Es imposible hacerle un mínimo de justicia en una columna a El síndrome Woody Allen, de Edu Galán, pues son tantos los hilos que tiende que cualquier cosa que diga va a sonar pálida y demasiado imperativa para un libro que se conjuga en indicativo y, muchas veces, en subjuntivo. No viene Galán a añadir más ruido al ruido, sino a leer el ruido como síntoma, es decir, a identificar las causas y los orígenes del ruido.

El caso Woody Allen es una tragedia contemporánea contra la que rompen como olas muchos rasgos de las sociedades occidentales. Por eso lo llama síndrome, porque las reacciones ante la caída en desgracia de ese dios llamado Woody Allen retratan muchas cosas inquietantes: la histeria, el infantilismo, la sentimentalidad sin recato y el espíritu justiciero al estilo de la turba, al generalizarse y dominar el discurso público, ponen en peligro cuestiones esenciales para que una democracia compleja y libre pueda seguir considerándose tal.

Yo pensaba que toda esa reacción moralista, cimentada en los bulos y la desinformación más groseras, era un mal de tuiteros que podía obviarse apagando el teléfono, pero Galán me ha demostrado que el síndrome Woody Allen afecta e infecta ya a partes de la esfera pública de las que no se puede escapar tan fácilmente.
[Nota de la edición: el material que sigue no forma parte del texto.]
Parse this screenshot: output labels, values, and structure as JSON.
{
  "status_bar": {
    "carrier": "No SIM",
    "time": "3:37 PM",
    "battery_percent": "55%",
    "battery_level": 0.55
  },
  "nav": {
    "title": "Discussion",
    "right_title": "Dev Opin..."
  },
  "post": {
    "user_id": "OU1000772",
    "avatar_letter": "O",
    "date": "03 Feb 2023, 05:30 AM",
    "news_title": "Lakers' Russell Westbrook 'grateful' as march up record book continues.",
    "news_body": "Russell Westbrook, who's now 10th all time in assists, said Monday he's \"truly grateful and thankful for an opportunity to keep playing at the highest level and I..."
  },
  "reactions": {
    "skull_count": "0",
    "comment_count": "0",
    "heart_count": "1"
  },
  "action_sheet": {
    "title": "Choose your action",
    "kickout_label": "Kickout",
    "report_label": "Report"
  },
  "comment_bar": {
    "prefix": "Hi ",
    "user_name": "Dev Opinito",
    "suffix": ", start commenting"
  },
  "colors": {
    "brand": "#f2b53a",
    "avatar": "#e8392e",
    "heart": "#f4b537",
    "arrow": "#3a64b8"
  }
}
Está en los parlamentos, en las presidencias de algunos países, en los criterios de contratación y despido de las empresas y, por supuesto, en todos los medios de comunicación. Pareciera que unos niños malcriados tuviesen poder para mover, con sus ofensas lacrimógenas y su sed de venganza (la crueldad infantil no tiene medida), la batuta que dirige la orquesta.

Cierro el libro con enorme tristeza, convencido de que el debate público ha sido sustituido por un melodrama impermeable a cualquier argumento, que nos deja hablando solos en una esquina, sin interlocutores.